Entretien avec SHAKA - Marchal Mithouard, réalisé par les étudiantes de première année du master MCEI

Marchal Mithouard, alias Shaka, nous reçoit un matin d’octobre, dans son atelier, à Igny, dans lequel la quantité de toiles et de peintures rend compte de son foisonnement créatif. Les différents éléments rassemblés - bombes, toiles, câbles, etc. - témoignent de l'éclectisme et de la richesse de son parcours et de son œuvre. C'est avec enthousiasme et passion qu'il nous parle de son art, entre les toiles encore enroulées de sa dernière exposition à SOLO SHOWS URBAN ART FAIR à l'espace Commines en octobre dernier, et les œuvres sur lesquelles il travaille actuellement. 

 

Marianne, 2017, réalisée à Grigny

Shaka n’a que 20 ans lorsqu’il commence à arpenter les rues de la banlieue sud de Paris avec sa bande pour trouver les bons « spots», là où l’emblème de son Crew sera le plus visible.
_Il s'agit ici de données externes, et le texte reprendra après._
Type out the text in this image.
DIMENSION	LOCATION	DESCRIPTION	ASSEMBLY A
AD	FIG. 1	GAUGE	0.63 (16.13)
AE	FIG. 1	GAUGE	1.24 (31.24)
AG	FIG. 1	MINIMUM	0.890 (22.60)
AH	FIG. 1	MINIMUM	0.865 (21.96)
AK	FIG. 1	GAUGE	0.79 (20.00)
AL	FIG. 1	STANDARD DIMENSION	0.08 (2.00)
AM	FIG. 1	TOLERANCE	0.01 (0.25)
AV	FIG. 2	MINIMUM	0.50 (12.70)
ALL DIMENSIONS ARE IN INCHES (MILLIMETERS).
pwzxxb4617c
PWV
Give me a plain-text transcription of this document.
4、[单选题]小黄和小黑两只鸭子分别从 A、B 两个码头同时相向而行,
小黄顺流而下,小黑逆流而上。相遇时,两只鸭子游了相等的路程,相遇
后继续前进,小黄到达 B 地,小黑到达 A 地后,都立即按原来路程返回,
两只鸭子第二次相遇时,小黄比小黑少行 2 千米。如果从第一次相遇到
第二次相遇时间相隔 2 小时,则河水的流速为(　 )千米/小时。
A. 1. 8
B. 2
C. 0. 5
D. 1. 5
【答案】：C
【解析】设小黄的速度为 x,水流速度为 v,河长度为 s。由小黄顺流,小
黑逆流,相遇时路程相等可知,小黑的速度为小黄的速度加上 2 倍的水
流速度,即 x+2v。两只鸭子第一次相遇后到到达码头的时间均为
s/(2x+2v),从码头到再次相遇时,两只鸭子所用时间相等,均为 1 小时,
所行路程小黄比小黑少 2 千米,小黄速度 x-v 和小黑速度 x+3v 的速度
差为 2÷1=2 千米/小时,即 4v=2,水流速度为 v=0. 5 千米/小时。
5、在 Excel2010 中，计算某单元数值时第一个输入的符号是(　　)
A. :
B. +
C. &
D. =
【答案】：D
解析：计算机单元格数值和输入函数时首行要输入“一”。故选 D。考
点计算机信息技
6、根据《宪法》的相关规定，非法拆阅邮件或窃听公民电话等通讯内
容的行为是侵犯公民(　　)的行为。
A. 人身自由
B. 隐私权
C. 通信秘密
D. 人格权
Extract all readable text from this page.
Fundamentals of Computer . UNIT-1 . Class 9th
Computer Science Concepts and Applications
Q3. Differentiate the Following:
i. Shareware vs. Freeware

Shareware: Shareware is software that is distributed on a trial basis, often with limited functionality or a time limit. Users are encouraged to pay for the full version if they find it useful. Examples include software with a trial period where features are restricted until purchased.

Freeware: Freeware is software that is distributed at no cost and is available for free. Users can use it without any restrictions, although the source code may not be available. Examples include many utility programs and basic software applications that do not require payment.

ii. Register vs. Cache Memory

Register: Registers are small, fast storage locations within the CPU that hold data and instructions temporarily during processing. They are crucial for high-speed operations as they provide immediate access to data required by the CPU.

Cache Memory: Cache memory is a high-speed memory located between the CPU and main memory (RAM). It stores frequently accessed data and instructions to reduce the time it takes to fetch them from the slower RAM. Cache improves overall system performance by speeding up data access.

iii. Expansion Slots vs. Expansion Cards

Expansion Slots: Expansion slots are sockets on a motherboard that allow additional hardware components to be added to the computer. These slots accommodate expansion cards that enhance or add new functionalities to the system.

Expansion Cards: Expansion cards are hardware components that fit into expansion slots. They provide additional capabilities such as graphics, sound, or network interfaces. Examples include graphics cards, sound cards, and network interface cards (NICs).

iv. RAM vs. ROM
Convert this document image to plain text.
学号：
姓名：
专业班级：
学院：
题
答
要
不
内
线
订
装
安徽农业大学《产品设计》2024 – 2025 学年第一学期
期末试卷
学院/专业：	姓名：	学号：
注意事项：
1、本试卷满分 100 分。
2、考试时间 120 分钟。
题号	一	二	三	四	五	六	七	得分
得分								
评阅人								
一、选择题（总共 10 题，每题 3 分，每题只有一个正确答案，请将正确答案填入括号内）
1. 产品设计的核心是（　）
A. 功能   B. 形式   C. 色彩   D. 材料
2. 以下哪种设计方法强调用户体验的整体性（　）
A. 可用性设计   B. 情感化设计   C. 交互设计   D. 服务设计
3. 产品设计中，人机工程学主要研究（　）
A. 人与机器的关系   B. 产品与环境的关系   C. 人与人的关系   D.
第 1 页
Artiste plasticien né en 1975, Marchal Mithouard, plus connu sous le nom de Shaka, découvre la bombe aérosol en 1995. Très vite, ses visages colorés couvrent les murs d'Evry, sa ville d'origine ; il graffe la nuit avec ses amis, sur les murs ou sur les trains... Le graffiti s'impose comme un moyen artistique lui permettant de s'exprimer librement et sans limite dans l'espace public.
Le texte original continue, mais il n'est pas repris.